Clipse were playing the game, so Lord Willin’ is not simply an art-museum piece about the Thornton brothers’ Proustian reveries over cocaine bricks. They were trying to make hits, and they succeeded, even if they came to dislike some of those hits. “When The Last Time” is a deathlessly funky club anthem with sneakily sophisticated flows. (Once, I tried doing “When The Last Time” at karaoke with a friend, and we utterly shanked it, even though we both knew the song backwards and forwards. It’s not easy to sound as unflappable as those guys.) “When The Last Time” did even better than “Grindin'” on the pop charts, but within a few years, it had disappeared from Clipse’s live shows. Pusha in that Complex piece: “It was probably my highest-charting record ever, and I hate it.” I don’t agree with his stance, but I respect it.
Third single “Ma, I Don’t Love Her” was the duo’s attempt at a relationship song, and it just didn’t work.
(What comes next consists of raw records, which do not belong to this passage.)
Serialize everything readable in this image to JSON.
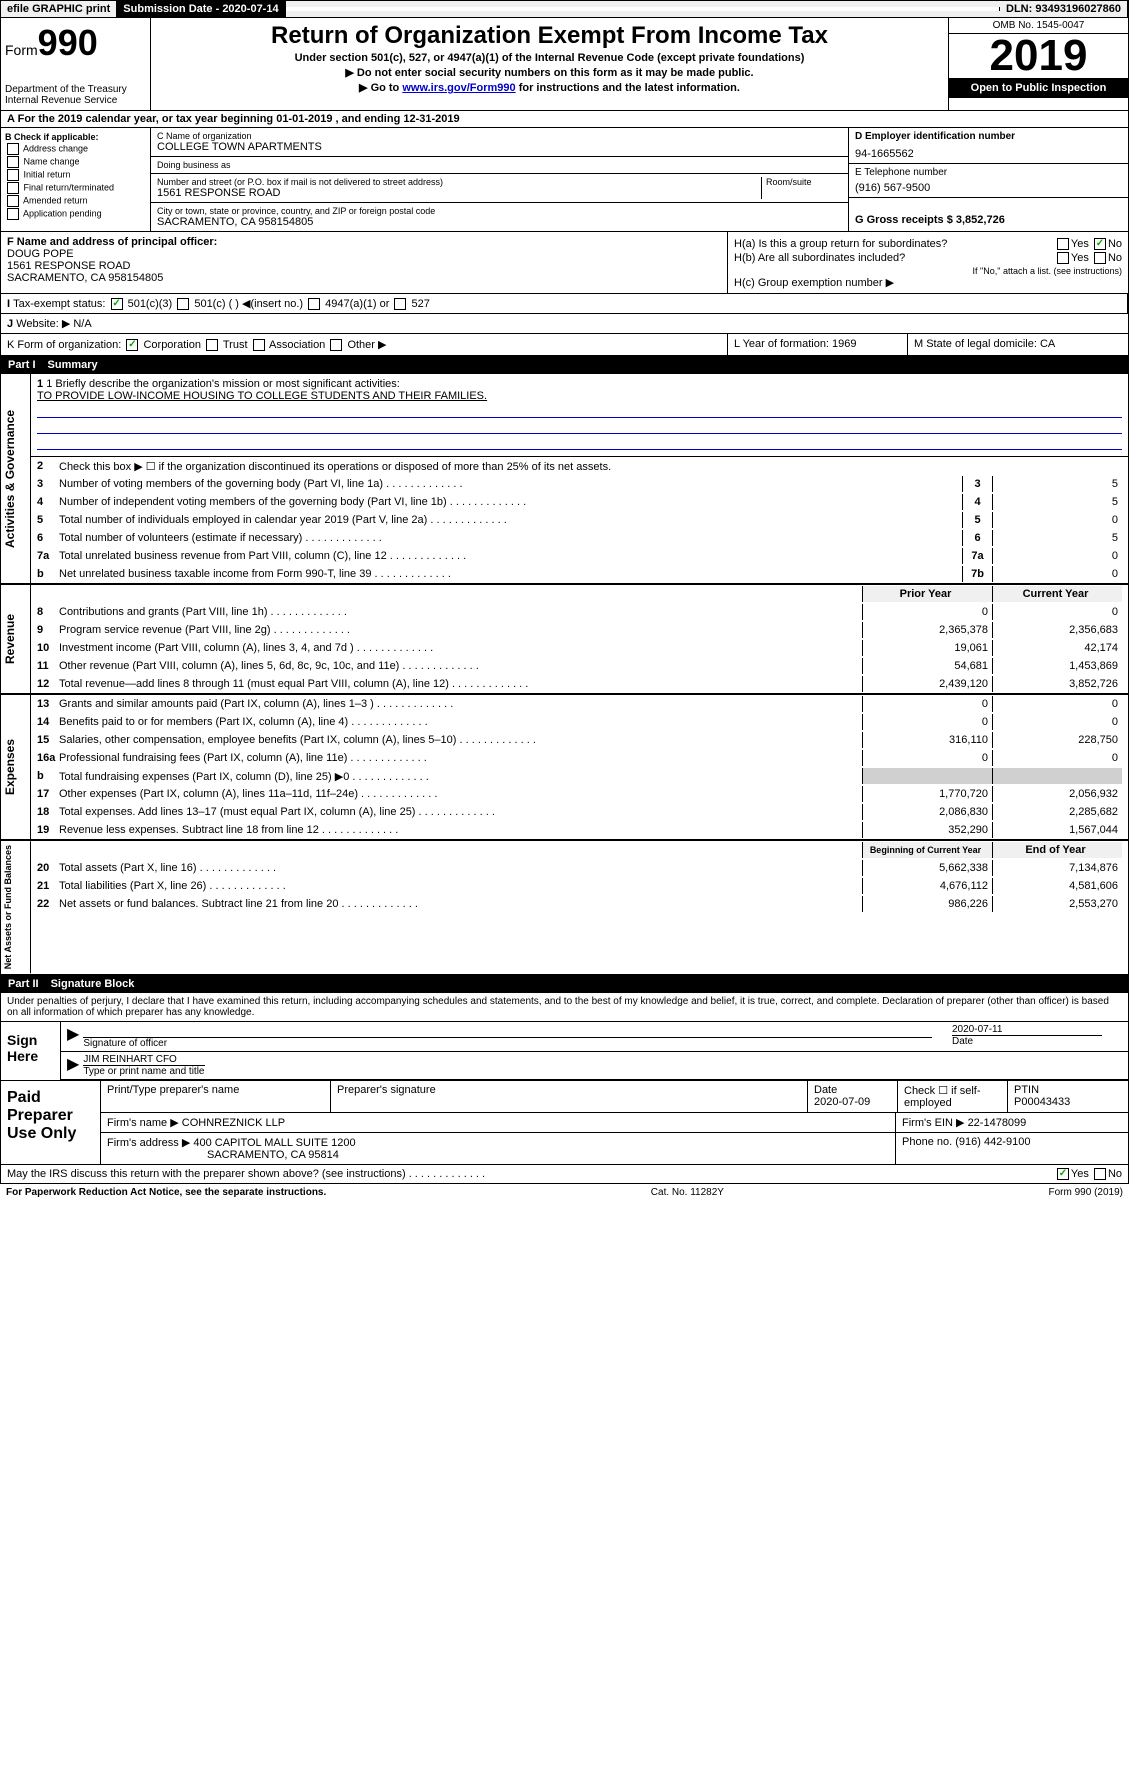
{
  "topbar": {
    "efile": "efile GRAPHIC print",
    "submission_label": "Submission Date - 2020-07-14",
    "dln": "DLN: 93493196027860"
  },
  "header": {
    "form_label": "Form",
    "form_number": "990",
    "dept": "Department of the Treasury Internal Revenue Service",
    "title": "Return of Organization Exempt From Income Tax",
    "subtitle1": "Under section 501(c), 527, or 4947(a)(1) of the Internal Revenue Code (except private foundations)",
    "subtitle2": "▶ Do not enter social security numbers on this form as it may be made public.",
    "subtitle3_pre": "▶ Go to ",
    "subtitle3_link": "www.irs.gov/Form990",
    "subtitle3_post": " for instructions and the latest information.",
    "omb": "OMB No. 1545-0047",
    "year": "2019",
    "open": "Open to Public Inspection"
  },
  "row_a": "For the 2019 calendar year, or tax year beginning 01-01-2019   , and ending 12-31-2019",
  "section_b": {
    "header": "B Check if applicable:",
    "opts": [
      "Address change",
      "Name change",
      "Initial return",
      "Final return/terminated",
      "Amended return",
      "Application pending"
    ]
  },
  "section_c": {
    "name_label": "C Name of organization",
    "name": "COLLEGE TOWN APARTMENTS",
    "dba_label": "Doing business as",
    "addr_label": "Number and street (or P.O. box if mail is not delivered to street address)",
    "room_label": "Room/suite",
    "addr": "1561 RESPONSE ROAD",
    "city_label": "City or town, state or province, country, and ZIP or foreign postal code",
    "city": "SACRAMENTO, CA  958154805"
  },
  "section_d": {
    "ein_label": "D Employer identification number",
    "ein": "94-1665562",
    "phone_label": "E Telephone number",
    "phone": "(916) 567-9500",
    "gross_label": "G Gross receipts $ 3,852,726"
  },
  "section_f": {
    "label": "F  Name and address of principal officer:",
    "name": "DOUG POPE",
    "addr1": "1561 RESPONSE ROAD",
    "addr2": "SACRAMENTO, CA  958154805"
  },
  "section_h": {
    "ha": "H(a)  Is this a group return for subordinates?",
    "hb": "H(b)  Are all subordinates included?",
    "hb_note": "If \"No,\" attach a list. (see instructions)",
    "hc": "H(c)  Group exemption number ▶",
    "yes": "Yes",
    "no": "No"
  },
  "row_i": {
    "label": "Tax-exempt status:",
    "opt1": "501(c)(3)",
    "opt2": "501(c) (  ) ◀(insert no.)",
    "opt3": "4947(a)(1) or",
    "opt4": "527"
  },
  "row_j": {
    "label": "Website: ▶",
    "val": "N/A"
  },
  "row_k": {
    "label": "K Form of organization:",
    "opts": [
      "Corporation",
      "Trust",
      "Association",
      "Other ▶"
    ],
    "l_label": "L Year of formation: 1969",
    "m_label": "M State of legal domicile: CA"
  },
  "part1": {
    "num": "Part I",
    "title": "Summary"
  },
  "summary": {
    "sections": [
      "Activities & Governance",
      "Revenue",
      "Expenses",
      "Net Assets or Fund Balances"
    ],
    "line1_label": "1  Briefly describe the organization's mission or most significant activities:",
    "line1_text": "TO PROVIDE LOW-INCOME HOUSING TO COLLEGE STUDENTS AND THEIR FAMILIES.",
    "line2": "Check this box ▶ ☐  if the organization discontinued its operations or disposed of more than 25% of its net assets.",
    "lines_gov": [
      {
        "n": "3",
        "d": "Number of voting members of the governing body (Part VI, line 1a)",
        "b": "3",
        "v": "5"
      },
      {
        "n": "4",
        "d": "Number of independent voting members of the governing body (Part VI, line 1b)",
        "b": "4",
        "v": "5"
      },
      {
        "n": "5",
        "d": "Total number of individuals employed in calendar year 2019 (Part V, line 2a)",
        "b": "5",
        "v": "0"
      },
      {
        "n": "6",
        "d": "Total number of volunteers (estimate if necessary)",
        "b": "6",
        "v": "5"
      },
      {
        "n": "7a",
        "d": "Total unrelated business revenue from Part VIII, column (C), line 12",
        "b": "7a",
        "v": "0"
      },
      {
        "n": "b",
        "d": "Net unrelated business taxable income from Form 990-T, line 39",
        "b": "7b",
        "v": "0"
      }
    ],
    "col_prior": "Prior Year",
    "col_current": "Current Year",
    "lines_rev": [
      {
        "n": "8",
        "d": "Contributions and grants (Part VIII, line 1h)",
        "p": "0",
        "c": "0"
      },
      {
        "n": "9",
        "d": "Program service revenue (Part VIII, line 2g)",
        "p": "2,365,378",
        "c": "2,356,683"
      },
      {
        "n": "10",
        "d": "Investment income (Part VIII, column (A), lines 3, 4, and 7d )",
        "p": "19,061",
        "c": "42,174"
      },
      {
        "n": "11",
        "d": "Other revenue (Part VIII, column (A), lines 5, 6d, 8c, 9c, 10c, and 11e)",
        "p": "54,681",
        "c": "1,453,869"
      },
      {
        "n": "12",
        "d": "Total revenue—add lines 8 through 11 (must equal Part VIII, column (A), line 12)",
        "p": "2,439,120",
        "c": "3,852,726"
      }
    ],
    "lines_exp": [
      {
        "n": "13",
        "d": "Grants and similar amounts paid (Part IX, column (A), lines 1–3 )",
        "p": "0",
        "c": "0"
      },
      {
        "n": "14",
        "d": "Benefits paid to or for members (Part IX, column (A), line 4)",
        "p": "0",
        "c": "0"
      },
      {
        "n": "15",
        "d": "Salaries, other compensation, employee benefits (Part IX, column (A), lines 5–10)",
        "p": "316,110",
        "c": "228,750"
      },
      {
        "n": "16a",
        "d": "Professional fundraising fees (Part IX, column (A), line 11e)",
        "p": "0",
        "c": "0"
      },
      {
        "n": "b",
        "d": "Total fundraising expenses (Part IX, column (D), line 25) ▶0",
        "p": "",
        "c": "",
        "shaded": true
      },
      {
        "n": "17",
        "d": "Other expenses (Part IX, column (A), lines 11a–11d, 11f–24e)",
        "p": "1,770,720",
        "c": "2,056,932"
      },
      {
        "n": "18",
        "d": "Total expenses. Add lines 13–17 (must equal Part IX, column (A), line 25)",
        "p": "2,086,830",
        "c": "2,285,682"
      },
      {
        "n": "19",
        "d": "Revenue less expenses. Subtract line 18 from line 12",
        "p": "352,290",
        "c": "1,567,044"
      }
    ],
    "col_begin": "Beginning of Current Year",
    "col_end": "End of Year",
    "lines_net": [
      {
        "n": "20",
        "d": "Total assets (Part X, line 16)",
        "p": "5,662,338",
        "c": "7,134,876"
      },
      {
        "n": "21",
        "d": "Total liabilities (Part X, line 26)",
        "p": "4,676,112",
        "c": "4,581,606"
      },
      {
        "n": "22",
        "d": "Net assets or fund balances. Subtract line 21 from line 20",
        "p": "986,226",
        "c": "2,553,270"
      }
    ]
  },
  "part2": {
    "num": "Part II",
    "title": "Signature Block"
  },
  "perjury": "Under penalties of perjury, I declare that I have examined this return, including accompanying schedules and statements, and to the best of my knowledge and belief, it is true, correct, and complete. Declaration of preparer (other than officer) is based on all information of which preparer has any knowledge.",
  "sig": {
    "here": "Sign Here",
    "officer": "Signature of officer",
    "date": "2020-07-11",
    "date_label": "Date",
    "name": "JIM REINHART CFO",
    "name_label": "Type or print name and title"
  },
  "preparer": {
    "label": "Paid Preparer Use Only",
    "name_label": "Print/Type preparer's name",
    "sig_label": "Preparer's signature",
    "date_label": "Date",
    "date": "2020-07-09",
    "self_label": "Check ☐ if self-employed",
    "ptin_label": "PTIN",
    "ptin": "P00043433",
    "firm_label": "Firm's name    ▶",
    "firm": "COHNREZNICK LLP",
    "ein_label": "Firm's EIN ▶",
    "ein": "22-1478099",
    "addr_label": "Firm's address ▶",
    "addr1": "400 CAPITOL MALL SUITE 1200",
    "addr2": "SACRAMENTO, CA  95814",
    "phone_label": "Phone no.",
    "phone": "(916) 442-9100"
  },
  "bottom": {
    "q": "May the IRS discuss this return with the preparer shown above? (see instructions)",
    "yes": "Yes",
    "no": "No"
  },
  "footer": {
    "left": "For Paperwork Reduction Act Notice, see the separate instructions.",
    "mid": "Cat. No. 11282Y",
    "right": "Form 990 (2019)"
  }
}
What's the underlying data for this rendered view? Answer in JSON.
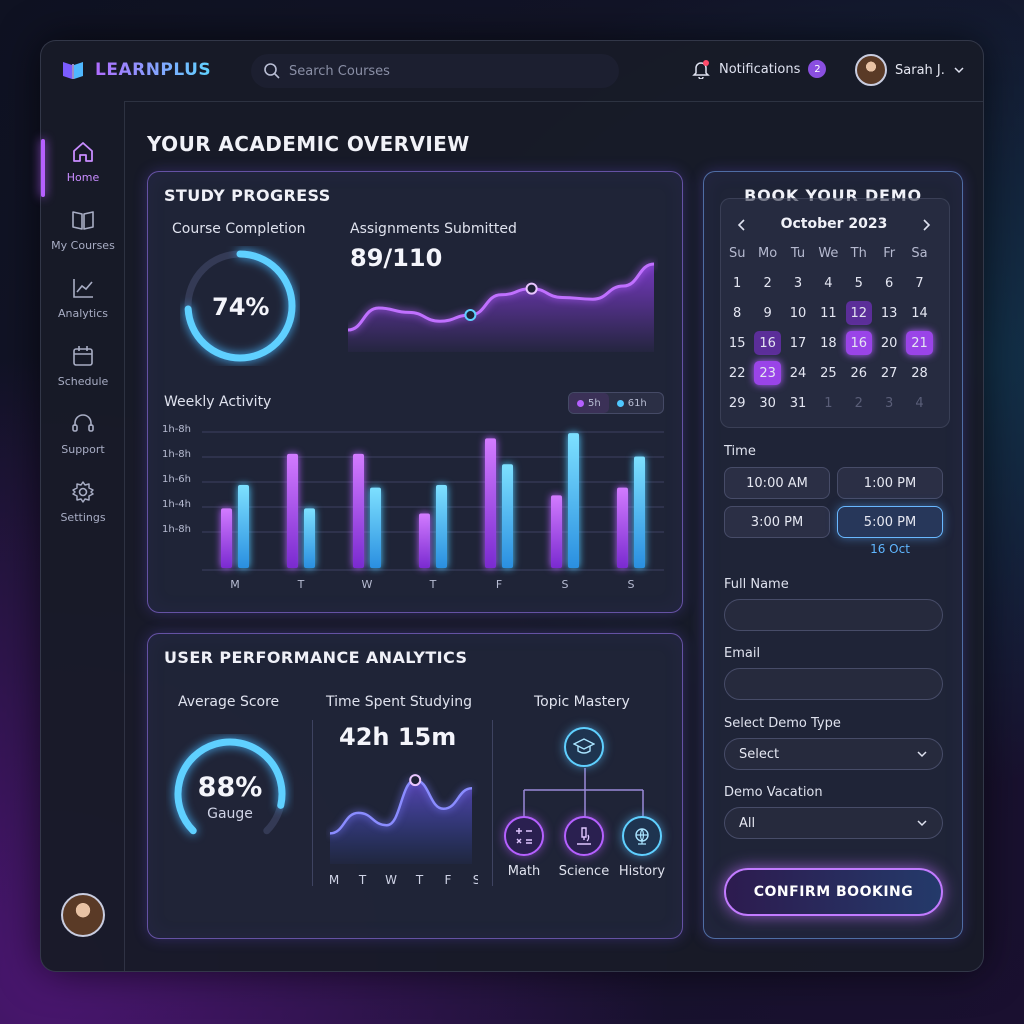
{
  "brand": {
    "name": "LEARNPLUS"
  },
  "search": {
    "placeholder": "Search Courses"
  },
  "header": {
    "notifications_label": "Notifications",
    "notifications_count": "2",
    "user_name": "Sarah J."
  },
  "sidebar": {
    "items": [
      {
        "label": "Home",
        "icon": "home-icon",
        "active": true
      },
      {
        "label": "My Courses",
        "icon": "book-icon"
      },
      {
        "label": "Analytics",
        "icon": "chart-icon"
      },
      {
        "label": "Schedule",
        "icon": "calendar-icon"
      },
      {
        "label": "Support",
        "icon": "headset-icon"
      },
      {
        "label": "Settings",
        "icon": "gear-icon"
      }
    ]
  },
  "page_title": "YOUR ACADEMIC OVERVIEW",
  "study": {
    "title": "STUDY PROGRESS",
    "completion_label": "Course Completion",
    "completion_value": "74%",
    "completion_fraction": 0.74,
    "assign_label": "Assignments Submitted",
    "assign_value": "89/110",
    "weekly_label": "Weekly Activity",
    "legend": [
      "5h",
      "61h"
    ]
  },
  "performance": {
    "title": "USER PERFORMANCE ANALYTICS",
    "avg_label": "Average Score",
    "avg_value": "88%",
    "avg_sub": "Gauge",
    "avg_fraction": 0.88,
    "time_label": "Time Spent Studying",
    "time_value": "42h 15m",
    "days": [
      "M",
      "T",
      "W",
      "T",
      "F",
      "S"
    ],
    "mastery_label": "Topic Mastery",
    "topics": [
      "Math",
      "Science",
      "History"
    ]
  },
  "booking": {
    "title": "BOOK YOUR DEMO",
    "month": "October 2023",
    "dows": [
      "Su",
      "Mo",
      "Tu",
      "We",
      "Th",
      "Fr",
      "Sa"
    ],
    "days": [
      [
        "1",
        "2",
        "3",
        "4",
        "5",
        "6",
        "7"
      ],
      [
        "8",
        "9",
        "10",
        "11",
        "12",
        "13",
        "14"
      ],
      [
        "15",
        "16",
        "17",
        "18",
        "16",
        "20",
        "21"
      ],
      [
        "22",
        "23",
        "24",
        "25",
        "26",
        "27",
        "28"
      ],
      [
        "29",
        "30",
        "31",
        "1",
        "2",
        "3",
        "4"
      ]
    ],
    "time_label": "Time",
    "slots": [
      "10:00 AM",
      "1:00 PM",
      "3:00 PM",
      "5:00 PM"
    ],
    "slot_note": "16 Oct",
    "name_label": "Full Name",
    "email_label": "Email",
    "type_label": "Select Demo Type",
    "type_value": "Select",
    "vacation_label": "Demo Vacation",
    "vacation_value": "All",
    "confirm_label": "CONFIRM BOOKING"
  },
  "chart_data": [
    {
      "type": "bar",
      "title": "Weekly Activity",
      "categories": [
        "M",
        "T",
        "W",
        "T",
        "F",
        "S",
        "S"
      ],
      "y_ticks": [
        "1h-8h",
        "1h-8h",
        "1h-6h",
        "1h-4h",
        "1h-8h"
      ],
      "series": [
        {
          "name": "5h",
          "color": "#b560ff",
          "values": [
            2.3,
            4.4,
            4.4,
            2.1,
            5.0,
            2.8,
            3.1
          ]
        },
        {
          "name": "61h",
          "color": "#4fc8ff",
          "values": [
            3.2,
            2.3,
            3.1,
            3.2,
            4.0,
            5.2,
            4.3
          ]
        }
      ]
    },
    {
      "type": "area",
      "title": "Assignments Submitted",
      "values": [
        0.25,
        0.5,
        0.45,
        0.35,
        0.42,
        0.65,
        0.72,
        0.62,
        0.6,
        0.75,
        1.0
      ]
    },
    {
      "type": "area",
      "title": "Time Spent Studying",
      "categories": [
        "M",
        "T",
        "W",
        "T",
        "F",
        "S"
      ],
      "values": [
        0.3,
        0.55,
        0.4,
        0.95,
        0.6,
        0.85
      ]
    }
  ]
}
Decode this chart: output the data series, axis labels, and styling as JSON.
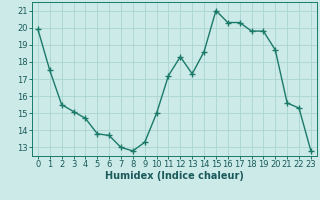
{
  "x": [
    0,
    1,
    2,
    3,
    4,
    5,
    6,
    7,
    8,
    9,
    10,
    11,
    12,
    13,
    14,
    15,
    16,
    17,
    18,
    19,
    20,
    21,
    22,
    23
  ],
  "y": [
    19.9,
    17.5,
    15.5,
    15.1,
    14.7,
    13.8,
    13.7,
    13.0,
    12.8,
    13.3,
    15.0,
    17.2,
    18.3,
    17.3,
    18.6,
    21.0,
    20.3,
    20.3,
    19.8,
    19.8,
    18.7,
    15.6,
    15.3,
    12.8
  ],
  "line_color": "#1a7a6a",
  "marker": "+",
  "markersize": 4,
  "markeredgewidth": 1.0,
  "linewidth": 1.0,
  "xlabel": "Humidex (Indice chaleur)",
  "bg_color": "#cceae8",
  "grid_color": "#aad4d0",
  "xlim": [
    -0.5,
    23.5
  ],
  "ylim": [
    12.5,
    21.5
  ],
  "yticks": [
    13,
    14,
    15,
    16,
    17,
    18,
    19,
    20,
    21
  ],
  "xticks": [
    0,
    1,
    2,
    3,
    4,
    5,
    6,
    7,
    8,
    9,
    10,
    11,
    12,
    13,
    14,
    15,
    16,
    17,
    18,
    19,
    20,
    21,
    22,
    23
  ],
  "tick_color": "#1a5a5a",
  "label_fontsize": 6.0,
  "xlabel_fontsize": 7.0
}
The melody has a forced playfulness that I find irritating, and Faith Evans barely does anything on the hook. That song was the last time that Clipse ever made the Hot 100 as lead artists, but it’s still remembered justly as a failure. Other than the redundant “Grindin'” remixes at the end of the record, it’s the only Lord Willin’ track that I ever skip.
Pusha has always seemed embarrassed about those pop records, but they served a function. Lord Willin’ went gold and neared platinum status. A few months after its release, Clipse appeared on “Like I Love You,” Justin Timberlake’s first solo single. But the post-Lord Willin’ Clipse record that’s stuck around the most isn’t “Like I Love You.” It’s the perfectly chilling “What Happened To That Boy,” which might be my favorite rap record of the entire ’00s. That has very little to do with Birdman, the guy who technically released the song. It has everything to do with the spaced-out, experimental Neptunes beat and the absolute feast of cold Clipse punchlines: “Quit ya yappin’ ‘fore I get to clappin’ and have your body parts mix and matchin’, fella.” Absolute fucking masterpiece. Hang it in a museum.
Lord Willin’ should’ve been the beginning of a long and rewarding career, and that’s ultimately what it was. In the album’s immediate wake, though, Clipse found themselves buried in shifting record-label sands, trying to make a record for a label that wasn’t remotely interested in that kind of laser-eyed street rap. The world caught up eventually, but we’ve still never gotten another record quite like Lord Willin’. With their debut album, Clipse put on a sheer rap clinic, outshining every one of their contemporaries from the South and New York — maybe even Philadelphia, too. (We’ll never know what might’ve happened if State Property had a whole album’s worth of Neptunes beats.) People like to joke about Pusha T still making drug-dealer music two decades later, but I can’t blame him. He’s the best at it. And if you’d made Lord Willin’, why would you ever want to make anything else?